Leafy, vitamin-packed salads, can help you feel full long after lunchtime is over and provide the nutrients needed to complete challenging workouts. The downside to a hearty bowl of super greens? It’s not exactly the most exciting meal fare. Our advice? Embrace curly greens by adding crisp, spiced chickpeas to the mix. An excellent source of protein, chickpeas instantly take your salad from blah to bananas-good. What’s more, health guru, Kelly LeVeque of Be Well By Kelly, recommends using roasted chickpeas as a substitute for calorie-ladden croutons. Follow these easy-to-pull-off directions to give your salad a tasty makeover.
1/2 cup Primal Mayo
2 tablespoons extra virgin olive oil
2 tablespoon lemon juice
1/2 teaspoon fine grain sea salt and pepper, or to taste
1/2 tablespoon Worcestershire sauce
1/2 tablespoon Dijon mustard
1 garlic clove
2 tablespoons Parmesan cheese (optional)
1 can rinsed and drained garbanzo beans
2 tbsp smoked paprika
1 tbsp organic garlic salt
2 cups shredded chicken
4–6 cups chopped kale
1/2 cup cashews chopped (or blended)
With your ingredients prepped and at the ready, follow these steps for salad nirvana.
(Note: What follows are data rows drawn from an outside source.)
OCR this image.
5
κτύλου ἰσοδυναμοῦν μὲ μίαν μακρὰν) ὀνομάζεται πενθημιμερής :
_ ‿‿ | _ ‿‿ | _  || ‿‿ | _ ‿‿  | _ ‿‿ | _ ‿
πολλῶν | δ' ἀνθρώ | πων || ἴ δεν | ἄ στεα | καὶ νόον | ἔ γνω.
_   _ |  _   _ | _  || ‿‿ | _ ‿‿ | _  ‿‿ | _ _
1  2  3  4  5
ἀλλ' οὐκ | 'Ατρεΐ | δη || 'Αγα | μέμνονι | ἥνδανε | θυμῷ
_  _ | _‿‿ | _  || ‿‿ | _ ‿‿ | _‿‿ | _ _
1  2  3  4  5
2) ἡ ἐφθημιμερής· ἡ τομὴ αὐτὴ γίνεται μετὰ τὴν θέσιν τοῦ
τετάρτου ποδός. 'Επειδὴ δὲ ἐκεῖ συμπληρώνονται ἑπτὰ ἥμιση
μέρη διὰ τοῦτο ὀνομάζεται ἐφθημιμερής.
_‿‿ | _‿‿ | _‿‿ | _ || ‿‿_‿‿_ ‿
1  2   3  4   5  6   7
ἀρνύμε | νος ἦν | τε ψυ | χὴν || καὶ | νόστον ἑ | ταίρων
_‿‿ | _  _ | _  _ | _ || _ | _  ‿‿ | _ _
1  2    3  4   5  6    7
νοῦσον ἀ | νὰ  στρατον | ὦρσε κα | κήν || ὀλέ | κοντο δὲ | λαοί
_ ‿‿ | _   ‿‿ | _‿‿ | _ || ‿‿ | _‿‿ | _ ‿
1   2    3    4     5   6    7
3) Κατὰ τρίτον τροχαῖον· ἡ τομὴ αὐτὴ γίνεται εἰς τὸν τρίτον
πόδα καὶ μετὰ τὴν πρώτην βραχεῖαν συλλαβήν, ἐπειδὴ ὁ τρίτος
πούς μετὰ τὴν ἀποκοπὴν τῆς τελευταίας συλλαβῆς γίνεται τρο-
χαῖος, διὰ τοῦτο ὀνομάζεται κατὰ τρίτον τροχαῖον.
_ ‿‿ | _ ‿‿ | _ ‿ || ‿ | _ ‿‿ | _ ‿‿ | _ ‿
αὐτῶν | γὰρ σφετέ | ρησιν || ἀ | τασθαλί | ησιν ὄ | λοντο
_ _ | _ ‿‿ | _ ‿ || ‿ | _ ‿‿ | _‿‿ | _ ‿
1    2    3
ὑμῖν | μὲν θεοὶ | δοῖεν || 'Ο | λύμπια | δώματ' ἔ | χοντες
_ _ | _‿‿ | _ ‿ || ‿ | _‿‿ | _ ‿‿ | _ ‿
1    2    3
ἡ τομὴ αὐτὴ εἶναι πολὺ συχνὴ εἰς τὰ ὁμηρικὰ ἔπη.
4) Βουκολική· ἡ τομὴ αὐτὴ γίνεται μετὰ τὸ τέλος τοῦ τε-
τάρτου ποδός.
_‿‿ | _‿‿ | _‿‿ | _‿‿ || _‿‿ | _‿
Preheat oven to 400 degrees
Mix paprika, garlic salt, and beans in a medium bowl then pour on a baking sheet. Bake for 15–20 minutes.
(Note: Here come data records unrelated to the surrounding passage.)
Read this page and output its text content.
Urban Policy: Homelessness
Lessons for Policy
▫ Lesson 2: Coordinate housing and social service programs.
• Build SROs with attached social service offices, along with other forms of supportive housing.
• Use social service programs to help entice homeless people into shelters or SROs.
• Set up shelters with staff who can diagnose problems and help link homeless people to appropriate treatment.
Blend all the dressing ingredients (from the mayo to the Parmesan cheese), then pour dressing over chicken and kale. Toss well.
Add cashews to dirty blender and pulse to chop and coat in the leftover dressing.
Add pulsed cashews and roasted garbanzo beans to salad. Serve with a lemon wedge.
Viola! The crunch you’ve been hankering for—without the undue calories.